The images shown on the plate below are images on bronze seals in ancient Northeastern Persia, on carved stone ritual objects or on royal possessions in Western Persia and finally at the bottom of this blog entry I show a modern reproduction of the Eastern version of the ouroborus ritual symbol. Even though the dates of the earliest findings of the archeological artifacts are in the Far East, there are scholars who insist that the dragon image entered into human history and spread from the West. So I will begin this blog by showing the various versions of the serpent with a face and ears that have been found in the regions of Mesopotamia, Anatolia and Persia.
after Sarianidi, 1998
The drawings in the plate above are the third millennium B.C. renditions in bronze of the serpent dragon, in which he is not swallowing his tail. In the Bactrian or ancient Persian culture, the dragon had already changed his shape and how he fit into the rituals of the ancient culture of Persia. In the West, the dragon was often shown as being a crawly, creepy thing, as in the photo above. The dragon was also shown being vanquished by sky creatures such as the eagle shown in the photo below, while in the East, the dragon was often portrayed in jade as a sky creature himself, a flying dragon. There may have been a fascinating pre-historical event that explains the dragon ornament, as we shall see in later blogs. Since blogs cannot be books, I have to limit each blog to a small part of the dragon story.
Below, the cast bronze seal from Bactria shows dragons being seized and held by the great eagle that was such a powerful iconic figure in Bactria.
after Sarianidi, 1998
The photo below is one of the small ritual columns carved in the soft chlorite stone that was the favored stone in the West, where soft stones were engraved with bone or sharpened stone points. In the East, they used agates and jade which are very hard stones that had to be shaped by grinding them. After metal saws, chisels and knives came into use, the jade and agate could be cut much easier and quicker.

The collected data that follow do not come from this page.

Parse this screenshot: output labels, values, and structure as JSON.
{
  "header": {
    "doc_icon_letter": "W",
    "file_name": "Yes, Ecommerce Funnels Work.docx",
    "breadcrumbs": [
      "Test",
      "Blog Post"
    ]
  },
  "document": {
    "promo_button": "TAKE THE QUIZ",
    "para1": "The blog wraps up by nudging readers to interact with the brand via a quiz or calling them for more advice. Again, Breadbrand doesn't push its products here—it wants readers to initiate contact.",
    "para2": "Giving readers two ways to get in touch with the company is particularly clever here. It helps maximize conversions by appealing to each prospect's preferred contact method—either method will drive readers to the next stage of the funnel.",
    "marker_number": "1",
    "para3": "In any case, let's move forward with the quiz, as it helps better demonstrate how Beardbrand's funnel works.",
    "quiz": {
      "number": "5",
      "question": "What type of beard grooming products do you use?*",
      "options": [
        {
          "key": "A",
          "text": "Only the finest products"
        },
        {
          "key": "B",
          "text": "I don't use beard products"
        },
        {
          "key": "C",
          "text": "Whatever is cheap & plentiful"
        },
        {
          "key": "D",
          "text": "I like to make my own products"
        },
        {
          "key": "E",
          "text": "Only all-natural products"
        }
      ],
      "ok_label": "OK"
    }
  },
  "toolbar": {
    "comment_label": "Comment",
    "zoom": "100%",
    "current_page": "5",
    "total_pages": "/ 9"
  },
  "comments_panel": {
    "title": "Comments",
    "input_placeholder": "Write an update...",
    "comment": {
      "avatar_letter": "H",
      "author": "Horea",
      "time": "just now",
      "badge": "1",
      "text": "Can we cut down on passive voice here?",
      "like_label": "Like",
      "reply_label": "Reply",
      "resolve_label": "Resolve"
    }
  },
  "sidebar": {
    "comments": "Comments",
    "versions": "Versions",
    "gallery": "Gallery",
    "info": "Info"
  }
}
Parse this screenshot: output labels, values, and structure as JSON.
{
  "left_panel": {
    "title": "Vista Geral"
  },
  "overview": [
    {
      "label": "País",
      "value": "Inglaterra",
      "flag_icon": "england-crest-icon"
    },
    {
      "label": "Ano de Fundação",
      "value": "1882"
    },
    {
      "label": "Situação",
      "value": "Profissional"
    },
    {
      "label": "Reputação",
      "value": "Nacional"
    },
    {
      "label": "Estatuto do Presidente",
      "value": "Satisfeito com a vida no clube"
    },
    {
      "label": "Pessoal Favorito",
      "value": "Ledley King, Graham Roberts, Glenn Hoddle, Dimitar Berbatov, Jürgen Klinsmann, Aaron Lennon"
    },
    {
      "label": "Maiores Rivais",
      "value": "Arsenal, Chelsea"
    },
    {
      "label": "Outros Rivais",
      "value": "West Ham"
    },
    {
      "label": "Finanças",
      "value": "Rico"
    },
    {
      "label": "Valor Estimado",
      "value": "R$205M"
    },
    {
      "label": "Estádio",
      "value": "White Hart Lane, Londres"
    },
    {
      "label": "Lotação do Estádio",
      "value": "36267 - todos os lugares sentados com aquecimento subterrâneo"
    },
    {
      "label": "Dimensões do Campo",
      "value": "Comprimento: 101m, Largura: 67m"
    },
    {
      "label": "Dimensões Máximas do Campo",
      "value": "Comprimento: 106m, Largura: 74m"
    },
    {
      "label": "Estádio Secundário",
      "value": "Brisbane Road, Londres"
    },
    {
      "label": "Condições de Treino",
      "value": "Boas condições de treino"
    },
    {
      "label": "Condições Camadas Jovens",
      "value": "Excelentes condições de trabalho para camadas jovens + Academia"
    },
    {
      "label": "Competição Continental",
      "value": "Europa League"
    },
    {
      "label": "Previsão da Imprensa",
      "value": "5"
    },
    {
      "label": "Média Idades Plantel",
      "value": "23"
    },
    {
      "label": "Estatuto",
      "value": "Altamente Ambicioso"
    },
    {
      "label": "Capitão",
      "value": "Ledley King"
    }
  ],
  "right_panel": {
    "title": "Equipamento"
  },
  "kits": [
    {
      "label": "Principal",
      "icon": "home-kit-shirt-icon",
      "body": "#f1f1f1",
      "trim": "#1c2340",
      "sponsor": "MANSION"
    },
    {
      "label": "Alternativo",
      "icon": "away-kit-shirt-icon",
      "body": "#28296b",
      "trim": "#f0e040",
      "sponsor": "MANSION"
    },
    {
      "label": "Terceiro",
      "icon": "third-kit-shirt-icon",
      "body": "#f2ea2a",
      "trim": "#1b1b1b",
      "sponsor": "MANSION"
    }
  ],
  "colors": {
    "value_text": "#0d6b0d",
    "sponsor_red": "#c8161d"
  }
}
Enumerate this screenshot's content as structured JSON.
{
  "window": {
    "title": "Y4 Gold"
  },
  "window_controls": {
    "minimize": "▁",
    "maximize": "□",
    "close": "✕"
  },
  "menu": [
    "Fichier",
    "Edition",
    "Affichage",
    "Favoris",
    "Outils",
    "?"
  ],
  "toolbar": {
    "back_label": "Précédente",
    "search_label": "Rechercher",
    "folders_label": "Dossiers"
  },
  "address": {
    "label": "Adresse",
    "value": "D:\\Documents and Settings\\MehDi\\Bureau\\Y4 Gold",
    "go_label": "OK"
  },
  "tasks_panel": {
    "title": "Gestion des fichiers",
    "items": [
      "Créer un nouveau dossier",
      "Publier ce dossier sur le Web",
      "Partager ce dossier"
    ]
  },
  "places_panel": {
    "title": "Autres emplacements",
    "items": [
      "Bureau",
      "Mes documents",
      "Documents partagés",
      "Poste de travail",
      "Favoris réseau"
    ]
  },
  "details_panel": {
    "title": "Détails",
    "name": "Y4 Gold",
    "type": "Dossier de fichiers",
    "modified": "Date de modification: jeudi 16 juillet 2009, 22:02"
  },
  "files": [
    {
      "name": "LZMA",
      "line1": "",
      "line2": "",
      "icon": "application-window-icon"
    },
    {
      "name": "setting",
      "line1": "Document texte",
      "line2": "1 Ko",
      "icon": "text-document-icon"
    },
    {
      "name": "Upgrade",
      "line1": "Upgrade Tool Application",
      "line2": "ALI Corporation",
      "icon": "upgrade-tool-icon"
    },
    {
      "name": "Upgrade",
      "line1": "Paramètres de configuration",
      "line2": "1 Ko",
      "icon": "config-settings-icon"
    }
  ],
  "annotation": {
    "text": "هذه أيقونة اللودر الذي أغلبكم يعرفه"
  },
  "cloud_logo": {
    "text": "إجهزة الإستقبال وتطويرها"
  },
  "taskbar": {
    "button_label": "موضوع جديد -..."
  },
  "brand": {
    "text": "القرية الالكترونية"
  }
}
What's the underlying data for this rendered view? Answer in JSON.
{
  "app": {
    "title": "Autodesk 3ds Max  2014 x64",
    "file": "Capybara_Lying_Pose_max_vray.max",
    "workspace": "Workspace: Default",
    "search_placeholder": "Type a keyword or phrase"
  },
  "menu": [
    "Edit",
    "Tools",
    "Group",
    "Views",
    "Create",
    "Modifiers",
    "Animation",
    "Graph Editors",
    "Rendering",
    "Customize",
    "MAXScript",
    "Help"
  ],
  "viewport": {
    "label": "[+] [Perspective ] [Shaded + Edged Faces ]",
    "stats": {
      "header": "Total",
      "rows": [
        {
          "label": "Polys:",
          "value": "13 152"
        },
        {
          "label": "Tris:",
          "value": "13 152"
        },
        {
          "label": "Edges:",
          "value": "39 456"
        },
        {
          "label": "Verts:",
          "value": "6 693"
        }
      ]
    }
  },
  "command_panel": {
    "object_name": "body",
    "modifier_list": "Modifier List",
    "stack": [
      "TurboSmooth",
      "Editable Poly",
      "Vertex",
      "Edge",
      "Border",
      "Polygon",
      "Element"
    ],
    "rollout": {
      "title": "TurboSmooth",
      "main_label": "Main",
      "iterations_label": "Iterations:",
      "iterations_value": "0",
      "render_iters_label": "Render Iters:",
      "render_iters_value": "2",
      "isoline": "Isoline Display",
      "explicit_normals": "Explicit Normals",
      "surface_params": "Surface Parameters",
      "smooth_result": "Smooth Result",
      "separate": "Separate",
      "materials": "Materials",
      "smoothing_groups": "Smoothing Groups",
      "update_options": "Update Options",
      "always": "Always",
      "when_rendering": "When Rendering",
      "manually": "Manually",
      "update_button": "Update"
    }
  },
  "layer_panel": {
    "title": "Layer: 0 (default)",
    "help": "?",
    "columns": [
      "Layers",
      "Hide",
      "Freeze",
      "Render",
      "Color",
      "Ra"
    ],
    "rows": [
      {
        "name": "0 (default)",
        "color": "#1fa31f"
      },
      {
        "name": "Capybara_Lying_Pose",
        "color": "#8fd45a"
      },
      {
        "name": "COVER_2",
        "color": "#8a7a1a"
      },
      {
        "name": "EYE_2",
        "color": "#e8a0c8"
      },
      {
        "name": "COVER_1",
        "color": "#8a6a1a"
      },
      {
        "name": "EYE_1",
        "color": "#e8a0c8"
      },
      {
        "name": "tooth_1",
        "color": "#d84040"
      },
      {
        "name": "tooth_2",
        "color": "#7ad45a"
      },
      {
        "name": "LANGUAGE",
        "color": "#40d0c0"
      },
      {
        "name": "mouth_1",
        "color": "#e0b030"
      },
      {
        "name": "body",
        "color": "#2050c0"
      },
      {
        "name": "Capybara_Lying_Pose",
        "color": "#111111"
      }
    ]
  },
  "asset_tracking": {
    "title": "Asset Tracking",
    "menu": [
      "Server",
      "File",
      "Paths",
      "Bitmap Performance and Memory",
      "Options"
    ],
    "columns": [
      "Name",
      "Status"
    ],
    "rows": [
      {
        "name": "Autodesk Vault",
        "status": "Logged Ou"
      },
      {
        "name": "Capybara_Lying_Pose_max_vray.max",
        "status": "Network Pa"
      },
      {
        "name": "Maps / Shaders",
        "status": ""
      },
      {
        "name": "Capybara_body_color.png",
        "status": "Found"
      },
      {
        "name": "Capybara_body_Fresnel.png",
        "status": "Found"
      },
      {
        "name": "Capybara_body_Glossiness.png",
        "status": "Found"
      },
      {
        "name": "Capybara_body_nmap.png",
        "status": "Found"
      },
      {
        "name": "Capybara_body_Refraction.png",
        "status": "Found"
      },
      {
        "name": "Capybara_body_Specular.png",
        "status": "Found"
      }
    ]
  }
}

The Persian chlorite stone cult object below shows a lion hero fighting against two dragons, again showing a difference in the dragon's position in the Western pantheon. On looking again at the image below, it is possible that the dragon in back of the lion is actually attaching the other dragon? In the East, the dragon is always shown as a provider and protector and is still popular as a lucky amulet.
after article in Teheran Times, shown online by Iran Chamber Society, 2011
Below is an antique but not ancient image of the Eastern dragon that does show a less creepy, crawly image, but retaining an allusion to the swallowing of the tail myth, the one that produced the ouroboros. This image is in my collection as a piece of jewelry. There are other cultural accretions in this particular dragon image, which may be discussed in later blogs. It is a complicated story of how this Eastern dragon took on a mammal's face and head, but the story will be told at which time I will have the complete piece of jewelry showing on my web site.
Read a fuller story on this particular piece HERE.
Some features that this dragon image shown above shares with some of the images in the first plate above are the mammal-like head with bulging eyes and a forked tail.
In later blogs, we will trace the development of the ouroboros as a human expression of an aurora appearing in the sky in the geologic era of the New Stone Age and therefore seen by all humanity. From there we will trace the development first to being the totem or protector and the devolution of the dragon's status from protective sky creature to terrestrial or subterranean creature that heroes must struggle against.